About the Job:
The Data Development Insights & Strategy (DDIS) team is seeking a Senior AI Engineer to design, scale, and maintain our AI model lifecycle framework within Red Hat's OpenShift AI and RHEL AI infrastructures. As a Senior AI Engineer, you will contribute to managing and optimizing large-scale AI models, collaborating with cross-functional teams to ensure high availability, continuous monitoring, and efficient integration of new model updates, while driving innovation through emerging AI technologies.
In this role, you will leverage your expertise in AI, MLOps/LLMOps, cloud computing, and distributed systems to enhance model performance, scalability and operational efficiency. You'll work in close collaboration with the Products & Global Engineering(P&GE) and IT AI Infra teams, ensuring seamless model deployment and maintenance in a secure and high-performance environment.
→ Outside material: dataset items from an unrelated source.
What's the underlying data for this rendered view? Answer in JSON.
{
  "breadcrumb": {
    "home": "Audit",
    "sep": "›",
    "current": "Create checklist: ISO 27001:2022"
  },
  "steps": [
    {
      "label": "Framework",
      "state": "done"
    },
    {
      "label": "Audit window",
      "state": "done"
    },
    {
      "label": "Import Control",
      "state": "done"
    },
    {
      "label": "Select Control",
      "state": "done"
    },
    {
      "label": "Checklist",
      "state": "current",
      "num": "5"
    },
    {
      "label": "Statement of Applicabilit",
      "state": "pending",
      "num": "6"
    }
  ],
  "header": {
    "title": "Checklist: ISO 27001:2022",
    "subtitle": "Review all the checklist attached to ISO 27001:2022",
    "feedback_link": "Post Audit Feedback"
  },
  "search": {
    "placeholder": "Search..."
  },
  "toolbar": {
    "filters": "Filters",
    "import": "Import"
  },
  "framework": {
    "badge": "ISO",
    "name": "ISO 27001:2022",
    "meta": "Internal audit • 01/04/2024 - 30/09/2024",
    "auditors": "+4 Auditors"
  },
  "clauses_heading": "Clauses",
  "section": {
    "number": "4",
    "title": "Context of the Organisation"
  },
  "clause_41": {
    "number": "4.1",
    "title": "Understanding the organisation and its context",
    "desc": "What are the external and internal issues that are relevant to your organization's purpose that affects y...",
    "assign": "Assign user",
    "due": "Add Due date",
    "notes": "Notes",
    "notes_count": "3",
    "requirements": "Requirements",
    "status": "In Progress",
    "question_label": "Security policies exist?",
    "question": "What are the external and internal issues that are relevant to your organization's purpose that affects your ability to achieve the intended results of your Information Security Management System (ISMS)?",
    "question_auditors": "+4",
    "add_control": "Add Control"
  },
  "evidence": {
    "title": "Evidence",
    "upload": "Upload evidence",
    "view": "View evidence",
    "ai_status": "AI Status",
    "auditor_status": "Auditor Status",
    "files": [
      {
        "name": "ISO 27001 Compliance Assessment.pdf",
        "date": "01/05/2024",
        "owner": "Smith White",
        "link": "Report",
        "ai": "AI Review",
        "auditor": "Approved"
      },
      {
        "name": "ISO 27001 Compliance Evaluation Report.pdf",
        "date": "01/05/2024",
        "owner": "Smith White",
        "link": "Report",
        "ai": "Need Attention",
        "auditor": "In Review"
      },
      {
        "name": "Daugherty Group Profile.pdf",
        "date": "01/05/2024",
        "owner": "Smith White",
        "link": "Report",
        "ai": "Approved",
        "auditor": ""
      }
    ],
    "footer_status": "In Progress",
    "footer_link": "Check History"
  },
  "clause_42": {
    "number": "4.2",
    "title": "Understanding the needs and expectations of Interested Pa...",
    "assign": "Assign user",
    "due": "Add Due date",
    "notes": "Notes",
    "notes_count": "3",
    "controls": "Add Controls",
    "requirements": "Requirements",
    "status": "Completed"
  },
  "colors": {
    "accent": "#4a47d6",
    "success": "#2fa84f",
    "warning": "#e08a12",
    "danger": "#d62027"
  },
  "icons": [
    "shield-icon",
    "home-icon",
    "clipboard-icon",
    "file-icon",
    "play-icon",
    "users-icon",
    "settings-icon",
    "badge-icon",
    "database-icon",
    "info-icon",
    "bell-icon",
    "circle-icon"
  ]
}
This is an exciting opportunity to drive AI model advancements and contribute to the operational success of mission-critical applications.
What you will do?
- Develop and maintain the lifecycle framework for AI models within Red Hats OpenShift and RHEL AI infrastructure, ensuring security, scalability and efficiency throughout the process.
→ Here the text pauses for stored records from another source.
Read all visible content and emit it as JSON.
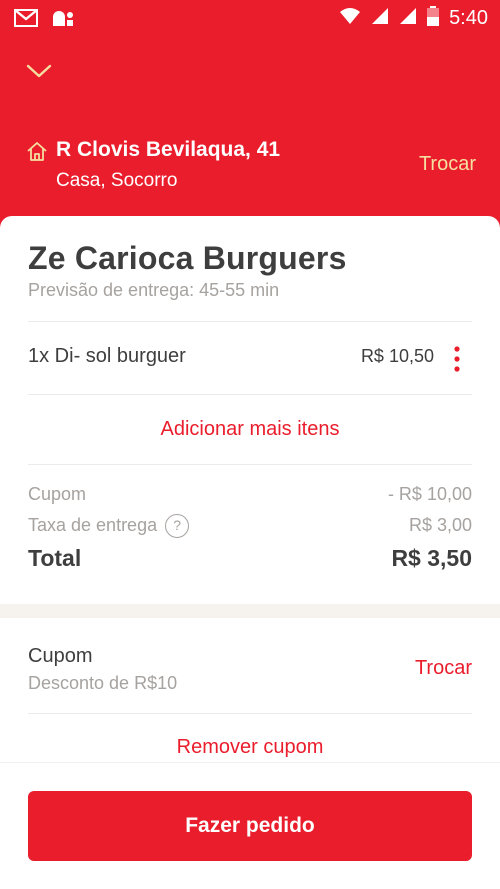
{
  "status_bar": {
    "time": "5:40",
    "left_icons": [
      "gmail-icon",
      "notification-app-icon"
    ],
    "right_icons": [
      "wifi-icon",
      "signal-icon",
      "signal-icon",
      "battery-icon"
    ]
  },
  "colors": {
    "brand_red": "#ea1d2c",
    "trocar_top": "#f5dea0",
    "text_dark": "#3e3e3e",
    "text_muted": "#a6a29f",
    "band": "#f6f2ee"
  },
  "header": {
    "collapse_icon": "chevron-down-icon",
    "address_line": "R Clovis Bevilaqua, 41",
    "address_sub": "Casa, Socorro",
    "change_label": "Trocar"
  },
  "restaurant": {
    "name": "Ze Carioca Burguers",
    "eta": "Previsão de entrega: 45-55 min"
  },
  "items": [
    {
      "qty_name": "1x  Di- sol burguer",
      "price": "R$ 10,50"
    }
  ],
  "add_more": "Adicionar mais itens",
  "summary": {
    "coupon_label": "Cupom",
    "coupon_value": "- R$ 10,00",
    "delivery_label": "Taxa de entrega",
    "delivery_help": "?",
    "delivery_value": "R$ 3,00",
    "total_label": "Total",
    "total_value": "R$ 3,50"
  },
  "coupon_section": {
    "title": "Cupom",
    "description": "Desconto de R$10",
    "change_label": "Trocar",
    "remove_label": "Remover cupom"
  },
  "footer": {
    "order_button": "Fazer pedido"
  }
}
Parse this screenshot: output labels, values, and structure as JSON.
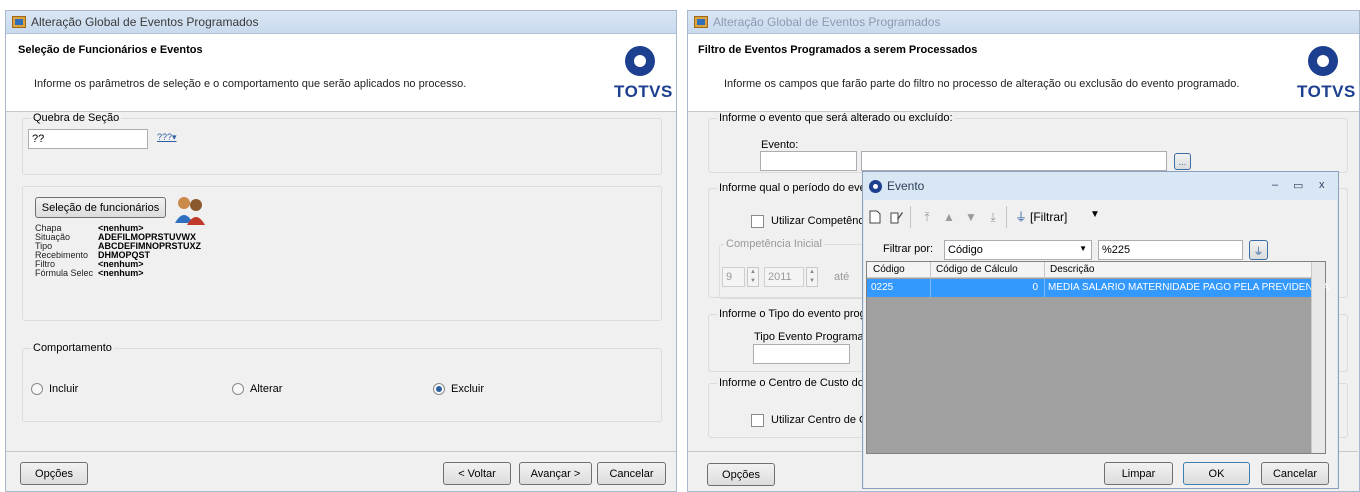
{
  "left": {
    "title": "Alteração Global de Eventos Programados",
    "header_title": "Seleção de Funcionários e Eventos",
    "header_sub": "Informe os parâmetros de seleção e o comportamento que serão aplicados no processo.",
    "logo": "TOTVS",
    "quebra": {
      "legend": "Quebra de Seção",
      "value": "??",
      "picker": "???"
    },
    "selection_button": "Seleção de funcionários",
    "filters": [
      {
        "k": "Chapa",
        "v": "<nenhum>"
      },
      {
        "k": "Situação",
        "v": "ADEFILMOPRSTUVWX"
      },
      {
        "k": "Tipo",
        "v": "ABCDEFIMNOPRSTUXZ"
      },
      {
        "k": "Recebimento",
        "v": "DHMOPQST"
      },
      {
        "k": "Filtro",
        "v": "<nenhum>"
      },
      {
        "k": "Fórmula Selec",
        "v": "<nenhum>"
      }
    ],
    "comportamento": {
      "legend": "Comportamento",
      "options": [
        "Incluir",
        "Alterar",
        "Excluir"
      ],
      "selected": "Excluir"
    },
    "buttons": {
      "opcoes": "Opções",
      "voltar": "< Voltar",
      "avancar": "Avançar >",
      "cancelar": "Cancelar"
    }
  },
  "right": {
    "title": "Alteração Global de Eventos Programados",
    "header_title": "Filtro de Eventos Programados a serem Processados",
    "header_sub": "Informe os campos que farão parte do filtro no processo de alteração ou exclusão do evento programado.",
    "logo": "TOTVS",
    "evento_group": {
      "legend": "Informe o evento que será alterado ou excluído:",
      "label": "Evento:",
      "browse": "..."
    },
    "periodo_group": {
      "legend": "Informe qual o período do ever",
      "checkbox": "Utilizar Competência",
      "comp_legend": "Competência Inicial",
      "month": "9",
      "year": "2011",
      "ate": "até"
    },
    "tipo_group": {
      "legend": "Informe o Tipo do evento prog",
      "label": "Tipo Evento Programad"
    },
    "centro_group": {
      "legend": "Informe o Centro de Custo do",
      "checkbox": "Utilizar Centro de Cu"
    },
    "buttons": {
      "opcoes": "Opções"
    }
  },
  "dialog": {
    "title": "Evento",
    "controls": {
      "min": "–",
      "max": "▭",
      "close": "x"
    },
    "toolbar": {
      "filtrar": "[Filtrar]"
    },
    "filter_label": "Filtrar por:",
    "filter_field": "Código",
    "filter_value": "%225",
    "columns": [
      "Código",
      "Código de Cálculo",
      "Descrição"
    ],
    "rows": [
      {
        "codigo": "0225",
        "calculo": "0",
        "descricao": "MEDIA SALARIO MATERNIDADE PAGO PELA PREVIDENCIA"
      }
    ],
    "buttons": {
      "limpar": "Limpar",
      "ok": "OK",
      "cancelar": "Cancelar"
    }
  }
}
- Design, implement, and optimize CI/CD pipelines and automation for deploying AI models at scale using tools like Git, Jenkins, and Terraform, ensuring zero disruption during updates and integration.
- Continuously monitor and improve model performance using tools such as OpenLLMetry, Splunk, and Catchpoint, while responding to performance degradation and model-related issues.
- Work closely with cross-functional teams, including Products & Global Engineering(P&GE) and IT AI Infra teams, to seamlessly integrate new models or model updates into production systems with minimal downtime and disruption.
- Enable a structured process for handling feature requests (RFEs), prioritization, and resolution, ensuring transparent communication and timely resolution of model issues.
- Assist in fine-tuning and enhancing large-scale models, including foundational models like Mistral and LLama, while ensuring computational resources are optimally allocated (GPU management, cost management strategies).
- Drive performance improvements, model updates, and releases on a quarterly basis, ensuring that all RFEs are processed and resolved within 30 days.
- Collaborate with stakeholders to align AI model updates with evolving business needs, data changes, and emerging technologies.
- Contribute to mentoring junior engineers, fostering a collaborative and innovative environment.
What you will bring?
- A bachelor's or masters degree in Computer Science, Data Science, Machine Learning, or a related technical field is required.
- Hands-on experience that demonstrates your ability and interest in AI engineering and MLOps will be considered in lieu of formal degree requirements.
- Experience programming in at least one of these languages: Python, with a strong understanding of Machine Learning frameworks and tools.
- Experience working with cloud platforms such as AWS, GCP, or Azure, and have familiarity with deploying and maintaining AI models at scale in these environments.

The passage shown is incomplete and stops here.